Requirements for English Teachers in Middle East & Africa | Teach & Live abroad!

Requirements for English Teachers in Middle East & Africa | Teach & Live abroad!

No matter where in the world you intend to teach after completing your TEFL course, there will be certain requirements that you will need to meet in order to work as an English teacher. These requirements may involve qualifications, visa regulations, experience or whether you are a native or non-native English speaker. Countries in the Middle East/North Africa region differ somewhat in what is required of English teachers wanting to work there. This infographic aims to highlight the main requirements for some of the countries in the region.

A TEFL certificate of at least 120 hours is generally a minimum requirement for the countries on our list and you’ll need a degree if you are planning to work in Saudi Arabia, Egypt, the United Arab Emirates, Morocco, Oman and Bahrain, but not if you want to work in Jordan or Qatar. Most countries require teachers to have a work visa applied for before or after arrival. In Egypt a tourist visa can be converted to a work visa after arriving in the country.
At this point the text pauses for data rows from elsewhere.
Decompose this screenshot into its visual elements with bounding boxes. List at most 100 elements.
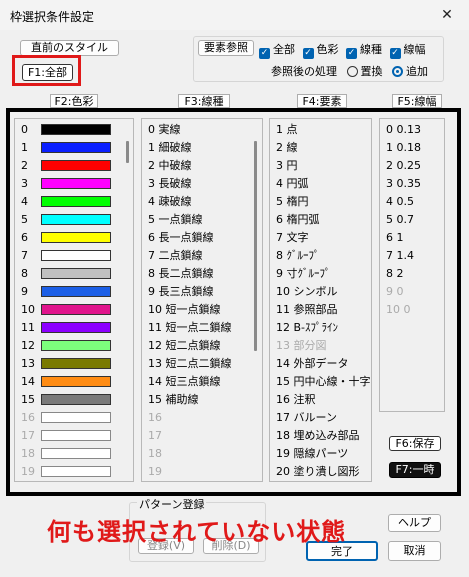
- color-number: 11: [21, 321, 35, 334]
- color-row[interactable]: 6: [15, 229, 123, 247]
- linetype-row[interactable]: 1 細破線: [148, 139, 192, 157]
- width-row[interactable]: 1 0.18: [386, 139, 421, 157]
- linetype-row[interactable]: 12 短二点鎖線: [148, 337, 221, 355]
- check-linetype[interactable]: ✓ 線種: [346, 43, 382, 59]
- element-row[interactable]: 12 B-ｽﾌﾟﾗｲﾝ: [276, 319, 338, 337]
- radio-replace[interactable]: 置換: [346, 65, 383, 78]
- linetype-row[interactable]: 17: [148, 427, 162, 445]
- color-row[interactable]: 0: [15, 121, 123, 139]
- element-row[interactable]: 19 隠線パーツ: [276, 445, 348, 463]
- linetype-row[interactable]: 9 長三点鎖線: [148, 283, 214, 301]
- tab-element[interactable]: F4:要素: [297, 94, 347, 108]
- color-row[interactable]: 15: [15, 391, 123, 409]
- element-reference-button[interactable]: 要素参照: [198, 40, 254, 56]
- linetype-row[interactable]: 13 短二点二鎖線: [148, 355, 232, 373]
- color-row[interactable]: 5: [15, 211, 123, 229]
- color-number: 14: [21, 375, 35, 388]
- element-row[interactable]: 16 注釈: [276, 391, 316, 409]
- element-row[interactable]: 4 円弧: [276, 175, 309, 193]
- linetype-row[interactable]: 8 長二点鎖線: [148, 265, 214, 283]
- linetype-row[interactable]: 18: [148, 445, 162, 463]
- width-row[interactable]: 3 0.35: [386, 175, 421, 193]
- element-row[interactable]: 20 塗り潰し図形: [276, 463, 360, 481]
- width-row[interactable]: 8 2: [386, 265, 404, 283]
- color-row[interactable]: 8: [15, 265, 123, 283]
- linetype-row[interactable]: 11 短一点二鎖線: [148, 319, 232, 337]
- check-width[interactable]: ✓ 線幅: [389, 43, 426, 59]
- color-row[interactable]: 10: [15, 301, 123, 319]
- element-row[interactable]: 7 文字: [276, 229, 309, 247]
- checkbox-icon: ✓: [302, 48, 314, 59]
- color-scrollbar[interactable]: [126, 141, 129, 163]
- color-number: 1: [21, 141, 28, 154]
- color-row[interactable]: 11: [15, 319, 123, 337]
- color-row[interactable]: 19: [15, 463, 123, 481]
- tab-width[interactable]: F5:線幅: [392, 94, 442, 108]
- color-row[interactable]: 16: [15, 409, 123, 427]
- element-row[interactable]: 3 円: [276, 157, 298, 175]
- element-row[interactable]: 9 寸ｸﾞﾙｰﾌﾟ: [276, 265, 331, 283]
- width-row[interactable]: 5 0.7: [386, 211, 414, 229]
- element-row[interactable]: 15 円中心線・十字: [276, 373, 371, 391]
- color-row[interactable]: 12: [15, 337, 123, 355]
- linetype-row[interactable]: 4 疎破線: [148, 193, 192, 211]
- linetype-row[interactable]: 3 長破線: [148, 175, 192, 193]
- color-list[interactable]: 0 1 2 3 4 5 6 7 8 9 10 11 12 13 14 15 16 17 18 19: [14, 118, 134, 482]
- close-icon[interactable]: ✕: [439, 7, 455, 23]
- color-row[interactable]: 9: [15, 283, 123, 301]
- element-row[interactable]: 14 外部データ: [276, 355, 349, 373]
- linetype-row[interactable]: 7 二点鎖線: [148, 247, 203, 265]
- cancel-button[interactable]: 取消: [388, 541, 441, 561]
- check-all[interactable]: ✓ 全部: [259, 43, 295, 59]
- temp-button[interactable]: F7:一時: [389, 462, 441, 478]
- width-list[interactable]: 0 0.13 1 0.18 2 0.25 3 0.35 4 0.5 5 0.7 6 17 1…: [379, 118, 445, 412]
- color-row[interactable]: 1: [15, 139, 123, 157]
- linetype-list[interactable]: 0 実線 1 細破線 2 中破線 3 長破線 4 疎破線 5 一点鎖線 6 長一点鎖線 7 二…: [141, 118, 263, 482]
- save-button[interactable]: F6:保存: [389, 436, 441, 451]
- color-row[interactable]: 17: [15, 427, 123, 445]
- linetype-row[interactable]: 10 短一点鎖線: [148, 301, 221, 319]
- check-color[interactable]: ✓ 色彩: [302, 43, 339, 59]
- width-row[interactable]: 9 0: [386, 283, 404, 301]
- help-button[interactable]: ヘルプ: [388, 514, 441, 532]
- color-row[interactable]: 3: [15, 175, 123, 193]
- color-row[interactable]: 7: [15, 247, 123, 265]
- element-row[interactable]: 11 参照部品: [276, 301, 338, 319]
- element-row[interactable]: 17 バルーン: [276, 409, 337, 427]
- width-row[interactable]: 4 0.5: [386, 193, 414, 211]
- width-row[interactable]: 6 1: [386, 229, 404, 247]
- linetype-row[interactable]: 16: [148, 409, 162, 427]
- tab-color[interactable]: F2:色彩: [50, 94, 98, 108]
- linetype-scrollbar[interactable]: [254, 141, 257, 351]
- color-row[interactable]: 2: [15, 157, 123, 175]
- width-row[interactable]: 10 0: [386, 301, 411, 319]
- element-row[interactable]: 6 楕円弧: [276, 211, 320, 229]
- width-row[interactable]: 0 0.13: [386, 121, 421, 139]
- element-list[interactable]: 1 点2 線3 円4 円弧 5 楕円 6 楕円弧 7 文字 8 ｸﾞﾙｰﾌﾟ 9 寸ｸﾞﾙ…: [269, 118, 372, 482]
- element-row[interactable]: 2 線: [276, 139, 298, 157]
- color-row[interactable]: 18: [15, 445, 123, 463]
- tab-linetype[interactable]: F3:線種: [178, 94, 230, 108]
- element-row[interactable]: 10 シンボル: [276, 283, 338, 301]
- element-row[interactable]: 5 楕円: [276, 193, 309, 211]
- previous-style-button[interactable]: 直前のスタイル: [20, 40, 119, 56]
- linetype-row[interactable]: 0 実線: [148, 121, 181, 139]
- element-row[interactable]: 18 埋め込み部品: [276, 427, 360, 445]
- linetype-row[interactable]: 6 長一点鎖線: [148, 229, 214, 247]
- linetype-row[interactable]: 15 補助線: [148, 391, 199, 409]
- radio-add[interactable]: 追加: [392, 65, 428, 78]
- color-row[interactable]: 4: [15, 193, 123, 211]
- width-row[interactable]: 7 1.4: [386, 247, 414, 265]
- color-swatch: [41, 178, 111, 189]
- color-row[interactable]: 13: [15, 355, 123, 373]
- color-row[interactable]: 14: [15, 373, 123, 391]
- linetype-row[interactable]: 19: [148, 463, 162, 481]
- linetype-row[interactable]: 2 中破線: [148, 157, 192, 175]
- element-row[interactable]: 13 部分図: [276, 337, 327, 355]
- element-row[interactable]: 1 点: [276, 121, 298, 139]
- color-number: 13: [21, 357, 35, 370]
- linetype-row[interactable]: 5 一点鎖線: [148, 211, 203, 229]
- linetype-row[interactable]: 14 短三点鎖線: [148, 373, 221, 391]
- element-row[interactable]: 8 ｸﾞﾙｰﾌﾟ: [276, 247, 320, 265]
- width-row[interactable]: 2 0.25: [386, 157, 421, 175]
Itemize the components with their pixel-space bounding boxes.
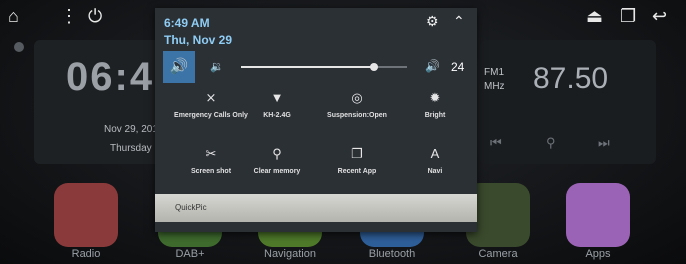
navi-icon: A xyxy=(430,146,440,161)
recent-apps-icon: ❐ xyxy=(351,146,363,161)
home-icon[interactable]: ⌂ xyxy=(8,4,19,28)
volume-max-icon: 🔊 xyxy=(425,59,440,73)
more-vert-icon[interactable]: ⋮ xyxy=(60,4,78,28)
back-icon[interactable]: ↩ xyxy=(652,4,667,28)
wifi-icon: ▼ xyxy=(270,90,284,105)
app-label: Apps xyxy=(585,248,611,260)
radio-widget[interactable] xyxy=(480,40,656,164)
app-label: Radio xyxy=(71,248,101,260)
volume-value: 24 xyxy=(451,60,465,74)
quick-settings-panel: 6:49 AM Thu, Nov 29 ⚙ ⌃ 🔊 🔉 🔊 24 ⨯ Emerge… xyxy=(155,8,477,232)
panel-date: Thu, Nov 29 xyxy=(164,33,233,47)
app-label: Camera xyxy=(478,248,518,260)
quick-toggle-label: Navi xyxy=(427,168,443,175)
app-label: DAB+ xyxy=(175,248,205,260)
collapse-chevron-icon[interactable]: ⌃ xyxy=(453,13,465,30)
radio-band-label: FM1 xyxy=(484,67,504,78)
volume-slider-handle[interactable] xyxy=(369,63,378,71)
eject-icon[interactable]: ⏏ xyxy=(586,4,603,28)
suspension-icon: ◎ xyxy=(351,90,363,105)
radio-band: FM1 MHz xyxy=(484,66,505,94)
volume-low-icon: 🔉 xyxy=(210,61,224,73)
quick-toggle[interactable]: ▼ KH-2.4G xyxy=(237,90,317,138)
app-icon-radio[interactable] xyxy=(54,183,118,247)
panel-time: 6:49 AM xyxy=(164,16,210,30)
recents-icon[interactable]: ❐ xyxy=(620,4,636,28)
power-icon[interactable]: ⏻ xyxy=(88,4,102,28)
quick-toggle-label: Bright xyxy=(424,112,446,119)
next-icon[interactable]: ⏭ xyxy=(598,135,610,151)
volume-high-icon: 🔊 xyxy=(169,58,189,75)
notification-quickpic[interactable]: QuickPic xyxy=(155,194,477,222)
home-screen: ⌂ ⋮ ⏻ ⏏ ❐ ↩ 06:4 Nov 29, 201 Thursday FM… xyxy=(0,0,686,264)
volume-speaker-button[interactable]: 🔊 xyxy=(163,51,195,83)
brightness-icon: ✹ xyxy=(429,90,441,105)
quick-toggle[interactable]: ⚲ Clear memory xyxy=(237,146,317,194)
previous-icon[interactable]: ⏮ xyxy=(490,135,502,151)
clock-day: Thursday xyxy=(110,143,152,154)
radio-unit-label: MHz xyxy=(484,81,505,92)
radio-frequency: 87.50 xyxy=(533,62,609,95)
clock-date: Nov 29, 201 xyxy=(104,124,158,135)
app-label: Bluetooth xyxy=(368,248,416,260)
quick-toggle[interactable]: ✹ Bright xyxy=(395,90,475,138)
app-icon-apps[interactable] xyxy=(566,183,630,247)
app-label: Navigation xyxy=(264,248,316,260)
notification-title: QuickPic xyxy=(175,203,207,212)
volume-slider[interactable] xyxy=(241,63,407,71)
indicator-dot xyxy=(14,42,24,52)
volume-slider-fill xyxy=(241,66,374,68)
settings-gear-icon[interactable]: ⚙ xyxy=(426,13,439,30)
search-icon[interactable]: ⚲ xyxy=(546,135,556,151)
broom-icon: ⚲ xyxy=(272,146,282,161)
clock-time: 06:4 xyxy=(66,55,155,99)
quick-toggle[interactable]: A Navi xyxy=(395,146,475,194)
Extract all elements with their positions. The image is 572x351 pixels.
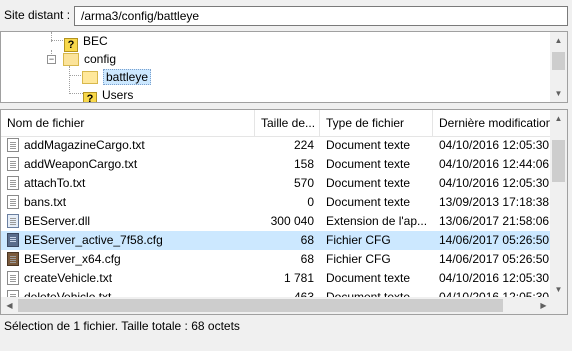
file-date: 14/06/2017 05:26:50 — [439, 252, 550, 266]
tree-item-battleye[interactable]: battleye — [82, 68, 152, 86]
file-date: 13/09/2013 17:18:38 — [439, 195, 550, 209]
text-file-icon — [7, 157, 19, 171]
file-type: Fichier CFG — [326, 252, 391, 266]
file-date: 13/06/2017 21:58:06 — [439, 214, 550, 228]
column-header-date[interactable]: Dernière modification — [433, 110, 552, 136]
scroll-left-icon[interactable]: ◀ — [1, 297, 18, 314]
file-type: Document texte — [326, 138, 411, 152]
scroll-up-icon[interactable]: ▲ — [550, 110, 567, 127]
file-size: 1 781 — [283, 271, 314, 285]
file-row[interactable]: BEServer.dll 300 040 Extension de l'ap..… — [1, 212, 552, 231]
file-row-selected[interactable]: BEServer_active_7f58.cfg 68 Fichier CFG … — [1, 231, 552, 250]
file-name: BEServer_x64.cfg — [24, 252, 121, 266]
scrollbar-thumb[interactable] — [552, 140, 565, 182]
cfg-file-icon — [7, 252, 19, 266]
file-list-horizontal-scrollbar[interactable]: ◀ ▶ — [1, 297, 552, 314]
file-row[interactable]: BEServer_x64.cfg 68 Fichier CFG 14/06/20… — [1, 250, 552, 269]
file-date: 04/10/2016 12:05:30 — [439, 176, 550, 190]
file-size: 158 — [293, 157, 314, 171]
text-file-icon — [7, 176, 19, 190]
file-type: Document texte — [326, 157, 411, 171]
file-name: createVehicle.txt — [24, 271, 113, 285]
file-list-vertical-scrollbar[interactable]: ▲ ▼ — [550, 110, 567, 298]
tree-item-label: config — [84, 52, 117, 66]
collapse-config-toggle[interactable]: − — [47, 55, 56, 64]
file-size: 68 — [300, 252, 314, 266]
remote-file-list[interactable]: Nom de fichier Taille de... Type de fich… — [0, 109, 568, 315]
file-row[interactable]: bans.txt 0 Document texte 13/09/2013 17:… — [1, 193, 552, 212]
tree-item-label: battleye — [103, 69, 152, 85]
file-date: 04/10/2016 12:05:30 — [439, 271, 550, 285]
scroll-down-icon[interactable]: ▼ — [550, 281, 567, 298]
file-row[interactable]: addMagazineCargo.txt 224 Document texte … — [1, 136, 552, 155]
folder-icon — [82, 71, 98, 84]
file-type: Document texte — [326, 195, 411, 209]
bottom-panel-edge — [0, 337, 572, 351]
scrollbar-corner — [550, 297, 567, 314]
pane-edge — [568, 31, 572, 321]
tree-item-label: BEC — [83, 34, 108, 48]
scrollbar-thumb[interactable] — [18, 299, 503, 312]
file-name: addWeaponCargo.txt — [24, 157, 138, 171]
scroll-up-icon[interactable]: ▲ — [550, 32, 567, 49]
remote-site-bar: Site distant : /arma3/config/battleye — [0, 0, 572, 31]
tree-item-users[interactable]: ? Users — [83, 86, 134, 102]
tree-item-config[interactable]: config — [63, 50, 116, 68]
text-file-icon — [7, 195, 19, 209]
scrollbar-thumb[interactable] — [552, 52, 565, 70]
file-name: BEServer_active_7f58.cfg — [24, 233, 163, 247]
file-name: attachTo.txt — [24, 176, 86, 190]
file-type: Extension de l'ap... — [326, 214, 428, 228]
file-row[interactable]: createVehicle.txt 1 781 Document texte 0… — [1, 269, 552, 288]
remote-path-input[interactable]: /arma3/config/battleye — [74, 6, 568, 26]
scroll-down-icon[interactable]: ▼ — [550, 85, 567, 102]
dll-file-icon — [7, 214, 19, 228]
file-type: Fichier CFG — [326, 233, 391, 247]
file-size: 68 — [300, 233, 314, 247]
tree-item-bec[interactable]: ? BEC — [64, 32, 108, 52]
text-file-icon — [7, 138, 19, 152]
file-name: BEServer.dll — [24, 214, 91, 228]
file-list-header: Nom de fichier Taille de... Type de fich… — [1, 110, 552, 137]
file-size: 300 040 — [270, 214, 314, 228]
text-file-icon — [7, 271, 19, 285]
cfg-file-icon — [7, 233, 19, 247]
column-header-name[interactable]: Nom de fichier — [1, 110, 255, 136]
tree-vertical-scrollbar[interactable]: ▲ ▼ — [550, 32, 567, 102]
file-size: 224 — [293, 138, 314, 152]
tree-item-label: Users — [102, 88, 134, 102]
file-size: 570 — [293, 176, 314, 190]
file-row[interactable]: addWeaponCargo.txt 158 Document texte 04… — [1, 155, 552, 174]
file-type: Document texte — [326, 176, 411, 190]
file-size: 0 — [307, 195, 314, 209]
file-date: 04/10/2016 12:44:06 — [439, 157, 550, 171]
column-header-type[interactable]: Type de fichier — [320, 110, 433, 136]
folder-icon — [63, 53, 79, 66]
status-bar: Sélection de 1 fichier. Taille totale : … — [0, 315, 572, 337]
remote-directory-tree[interactable]: − ? BEC config battleye ? Users ▲ ▼ — [0, 31, 568, 103]
file-name: bans.txt — [24, 195, 67, 209]
column-header-size[interactable]: Taille de... — [255, 110, 320, 136]
file-date: 04/10/2016 12:05:30 — [439, 138, 550, 152]
remote-site-label: Site distant : — [4, 8, 71, 22]
file-type: Document texte — [326, 271, 411, 285]
file-row[interactable]: attachTo.txt 570 Document texte 04/10/20… — [1, 174, 552, 193]
file-date: 14/06/2017 05:26:50 — [439, 233, 550, 247]
question-icon: ? — [83, 92, 97, 102]
file-name: addMagazineCargo.txt — [24, 138, 145, 152]
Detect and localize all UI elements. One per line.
As with the majority of countries around the world, no previous teaching experience is necessary for jobs in Egypt, Jordan or Morocco. However, Saudi Arabia, Qatar and the United Arab Emirates do require at least two years previous teaching experience and some experience is preferred in Bahrain. But the UAE and Saudi Arabia do offer some of the best salaries for English teachers in the TEFL industry.

Jobs in most countries on the list are open to fluent non-native speakers of English however Saudi Arabia and the United Arab Emirates prefer English teachers to be native speakers. Oman’s employment visa regulations mean that you need to be between the ages of 21 and 60 to be able to work there and anyone wishing to work in the United Arab Emirates will need to have an HIV test and criminal background check before being allowed to work there as an English teacher.